Futbolun yenik düştüğü anlar!

Futbol, bazı ülkelerde rugby ya da beyzbol gibi bizim yabancı olduğumuz spor branşları karşısında; çok nadiren ikinci plana düşer... Mesela, Amerikan futbolunun finali olan “Super Bowl” günü geldiğinde; o koca ülkede yaşam tamamen durur. Herkes maçın oynanacağı saate odaklanır. Canlı yayın sırasında, final dışındaki her şey bütün önemini kaybeder. Bir çok kentteki bıktırıcı trafik, sadece o anlarda ortadan kalkar.

Bizim bildiğimiz klasik futbolda da benzer tablolar bir çok ülkede yaşansa da, Amerikan futbolunun bu yöndeki olağanüstü etkisinin eş değerini, hiçbir yerde yakalayamaz.
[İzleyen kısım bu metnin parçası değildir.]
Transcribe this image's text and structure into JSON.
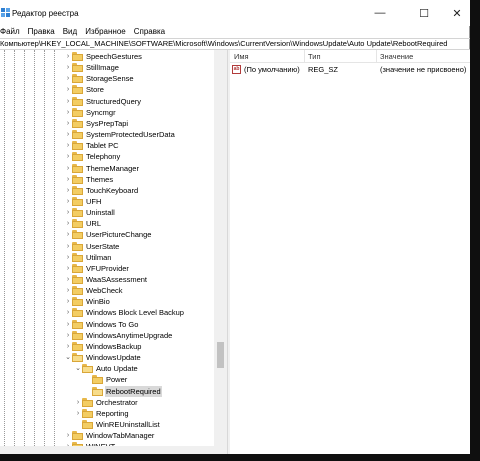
{
  "window": {
    "title": "Редактор реестра",
    "controls": {
      "minimize": "—",
      "maximize": "☐",
      "close": "✕"
    }
  },
  "menu": [
    "Файл",
    "Правка",
    "Вид",
    "Избранное",
    "Справка"
  ],
  "address": "Компьютер\\HKEY_LOCAL_MACHINE\\SOFTWARE\\Microsoft\\Windows\\CurrentVersion\\WindowsUpdate\\Auto Update\\RebootRequired",
  "tree": {
    "items": [
      {
        "label": "SpeechGestures",
        "level": 0,
        "expander": "›",
        "open": false,
        "selected": false
      },
      {
        "label": "StillImage",
        "level": 0,
        "expander": "›",
        "open": false,
        "selected": false
      },
      {
        "label": "StorageSense",
        "level": 0,
        "expander": "›",
        "open": false,
        "selected": false
      },
      {
        "label": "Store",
        "level": 0,
        "expander": "›",
        "open": false,
        "selected": false
      },
      {
        "label": "StructuredQuery",
        "level": 0,
        "expander": "›",
        "open": false,
        "selected": false
      },
      {
        "label": "Syncmgr",
        "level": 0,
        "expander": "›",
        "open": false,
        "selected": false
      },
      {
        "label": "SysPrepTapi",
        "level": 0,
        "expander": "›",
        "open": false,
        "selected": false
      },
      {
        "label": "SystemProtectedUserData",
        "level": 0,
        "expander": "›",
        "open": false,
        "selected": false
      },
      {
        "label": "Tablet PC",
        "level": 0,
        "expander": "›",
        "open": false,
        "selected": false
      },
      {
        "label": "Telephony",
        "level": 0,
        "expander": "›",
        "open": false,
        "selected": false
      },
      {
        "label": "ThemeManager",
        "level": 0,
        "expander": "›",
        "open": false,
        "selected": false
      },
      {
        "label": "Themes",
        "level": 0,
        "expander": "›",
        "open": false,
        "selected": false
      },
      {
        "label": "TouchKeyboard",
        "level": 0,
        "expander": "›",
        "open": false,
        "selected": false
      },
      {
        "label": "UFH",
        "level": 0,
        "expander": "›",
        "open": false,
        "selected": false
      },
      {
        "label": "Uninstall",
        "level": 0,
        "expander": "›",
        "open": false,
        "selected": false
      },
      {
        "label": "URL",
        "level": 0,
        "expander": "›",
        "open": false,
        "selected": false
      },
      {
        "label": "UserPictureChange",
        "level": 0,
        "expander": "›",
        "open": false,
        "selected": false
      },
      {
        "label": "UserState",
        "level": 0,
        "expander": "›",
        "open": false,
        "selected": false
      },
      {
        "label": "Utilman",
        "level": 0,
        "expander": "›",
        "open": false,
        "selected": false
      },
      {
        "label": "VFUProvider",
        "level": 0,
        "expander": "›",
        "open": false,
        "selected": false
      },
      {
        "label": "WaaSAssessment",
        "level": 0,
        "expander": "›",
        "open": false,
        "selected": false
      },
      {
        "label": "WebCheck",
        "level": 0,
        "expander": "›",
        "open": false,
        "selected": false
      },
      {
        "label": "WinBio",
        "level": 0,
        "expander": "›",
        "open": false,
        "selected": false
      },
      {
        "label": "Windows Block Level Backup",
        "level": 0,
        "expander": "›",
        "open": false,
        "selected": false
      },
      {
        "label": "Windows To Go",
        "level": 0,
        "expander": "›",
        "open": false,
        "selected": false
      },
      {
        "label": "WindowsAnytimeUpgrade",
        "level": 0,
        "expander": "›",
        "open": false,
        "selected": false
      },
      {
        "label": "WindowsBackup",
        "level": 0,
        "expander": "›",
        "open": false,
        "selected": false
      },
      {
        "label": "WindowsUpdate",
        "level": 0,
        "expander": "⌄",
        "open": true,
        "selected": false
      },
      {
        "label": "Auto Update",
        "level": 1,
        "expander": "⌄",
        "open": true,
        "selected": false
      },
      {
        "label": "Power",
        "level": 2,
        "expander": "",
        "open": false,
        "selected": false
      },
      {
        "label": "RebootRequired",
        "level": 2,
        "expander": "",
        "open": true,
        "selected": true
      },
      {
        "label": "Orchestrator",
        "level": 1,
        "expander": "›",
        "open": false,
        "selected": false
      },
      {
        "label": "Reporting",
        "level": 1,
        "expander": "›",
        "open": false,
        "selected": false
      },
      {
        "label": "WinREUninstallList",
        "level": 1,
        "expander": "",
        "open": false,
        "selected": false
      },
      {
        "label": "WindowTabManager",
        "level": 0,
        "expander": "›",
        "open": false,
        "selected": false
      },
      {
        "label": "WINEVT",
        "level": 0,
        "expander": "›",
        "open": false,
        "selected": false
      }
    ]
  },
  "values_pane": {
    "columns": {
      "name": "Имя",
      "type": "Тип",
      "data": "Значение"
    },
    "rows": [
      {
        "icon": "string-value-icon",
        "icon_text": "ab",
        "name": "(По умолчанию)",
        "type": "REG_SZ",
        "data": "(значение не присвоено)"
      }
    ]
  },
  "colors": {
    "folder": "#f3cd63",
    "selection": "#d9d9d9",
    "frame": "#0f0f0f"
  }
}
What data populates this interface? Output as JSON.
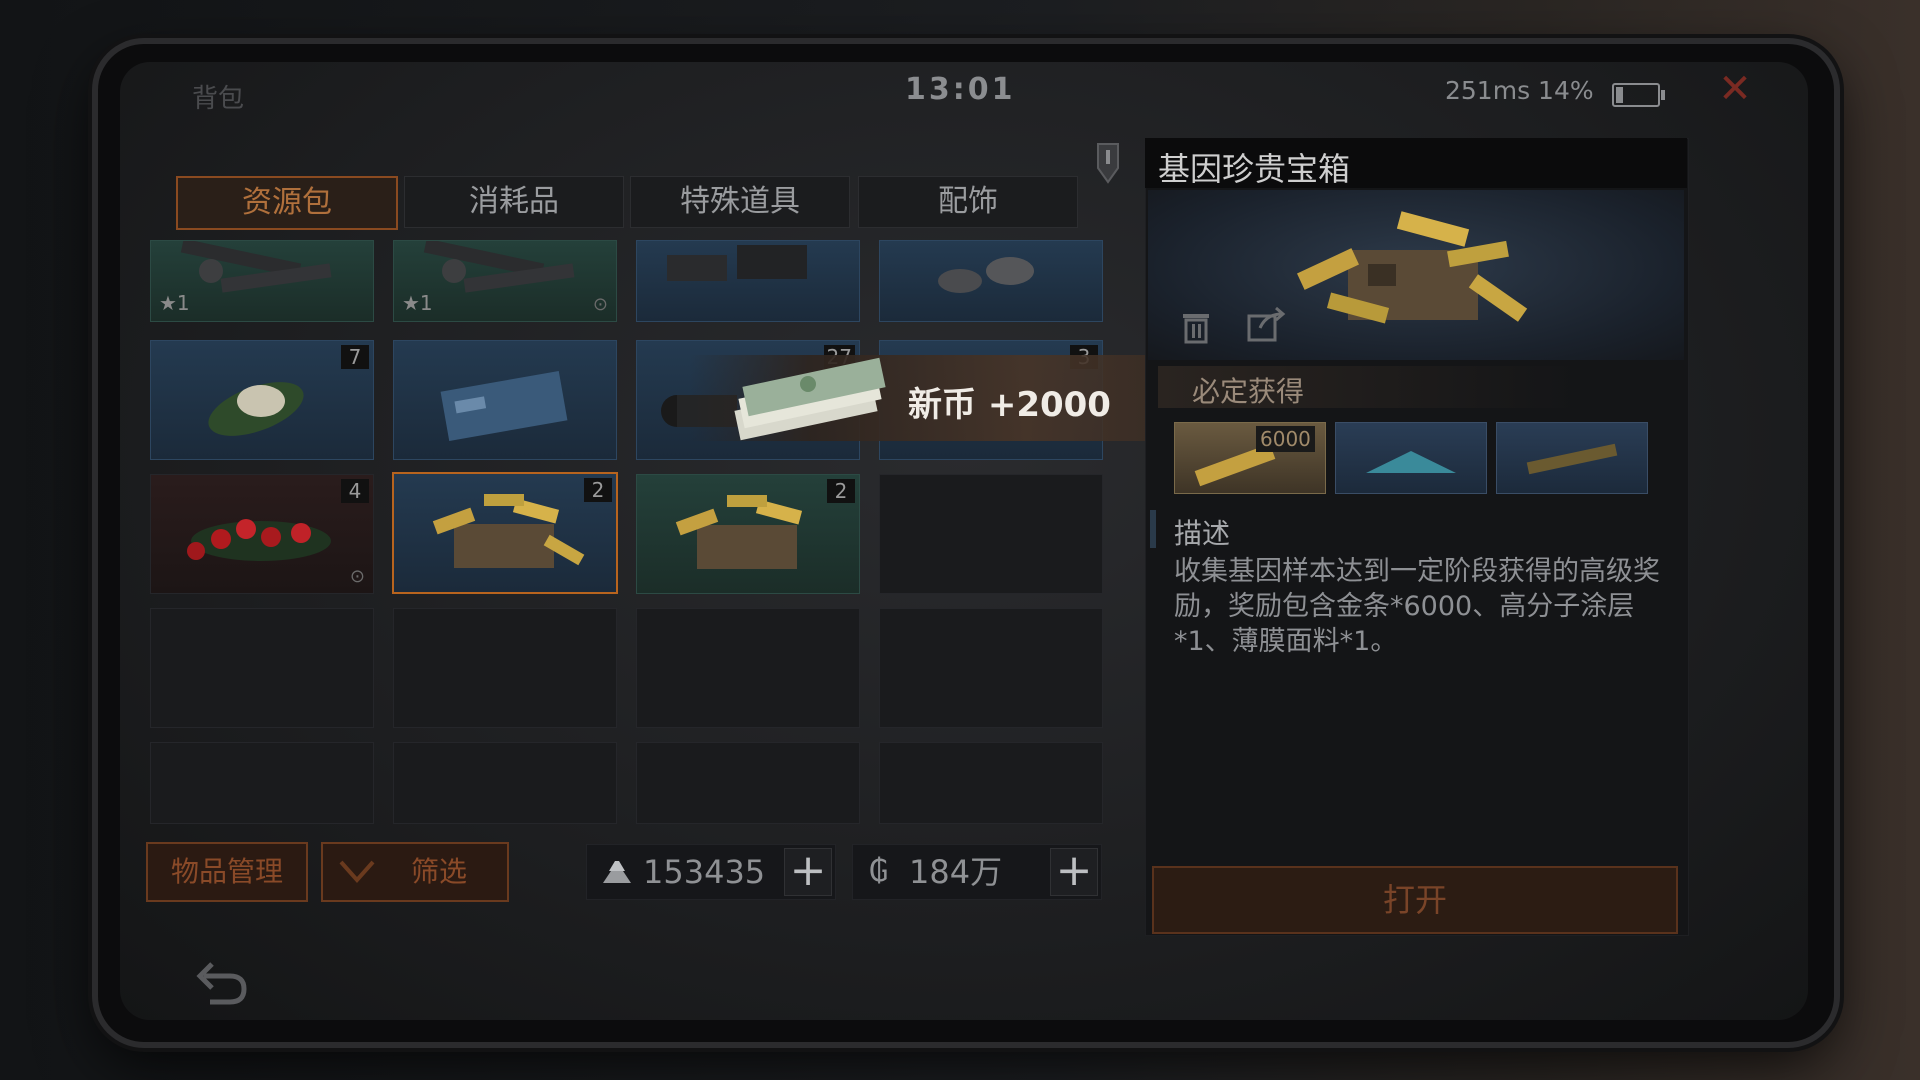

Futbol, olimpiyatlar içinde de yenik düşmüştür... Hiçbir zaman, Avrupa Şampiyonası ya da Dünya Şampiyonası’nın yarattığı etkiye kaynak/sebep/zemin olmamıştır. Olimpiyat futbolunun yarattığı heyecan, neredeyse sıfır düzeydedir... Şampiyon olan takım, ülkeye dönüşünde (Avrupa ya da Dünya şampiyonu  olunduğundaki dönüşler gibi) yollar/meydanlar/havaalanı civarları tıkanarak karşılanmaz... Coşku sakin ve sadedir.

Bunun böyle olmasında; eskiden olimpiyatlara katılacak takımların, amatör futbolculardan kurulmasının şart olma etkisi vardı. Ülkelerin tanınmış/tapılmış/idol olmuş profesyonel futbolcuları, olimpiyata katılamazdı. Bu uygulama çok uzun yıllar sürdüğü için, olimpiyatlardaki futbol hep ilgi dışında kaldı.

Sovyetler Birliği, Küba, Çin, Yugoslavya, Varşova Paktı ülkeleri ile bazı Balkan ülkeleri; “Bizde profesyonel lig yok” diyerek tüm yıldızlarını o dönemde olimpiyatlarda oynatma şansına sahip olsalar da, dünyanın ilgisini çekmeye yetmedi. Aslında onlar (Devlet kontrolünde) gizli profesyoneldi ve dünyanın her kulübüne pekala futbolcu gönderiyordu. Uluslararası Olimpiyat Komitesi yıllarca göz yumdu. Bir dönem Juventus’ta ortalığı kasıp kavuran ve paranın ağababasını kazanan Blochin gibiler nasıl oynadı?

Neyse ki yasak kalktı. Artık her ünlü ve profesyonel futbolcu oyunlara  katılabiliyor ama; olimpiyat futbolu o eski köhnemiş tortusunu bir türlü üzerinden atamıyor. Kimsenin “Olimpiyatta kim şampiyon olacak?” diye bir derdi/merakı/ilgisi yok.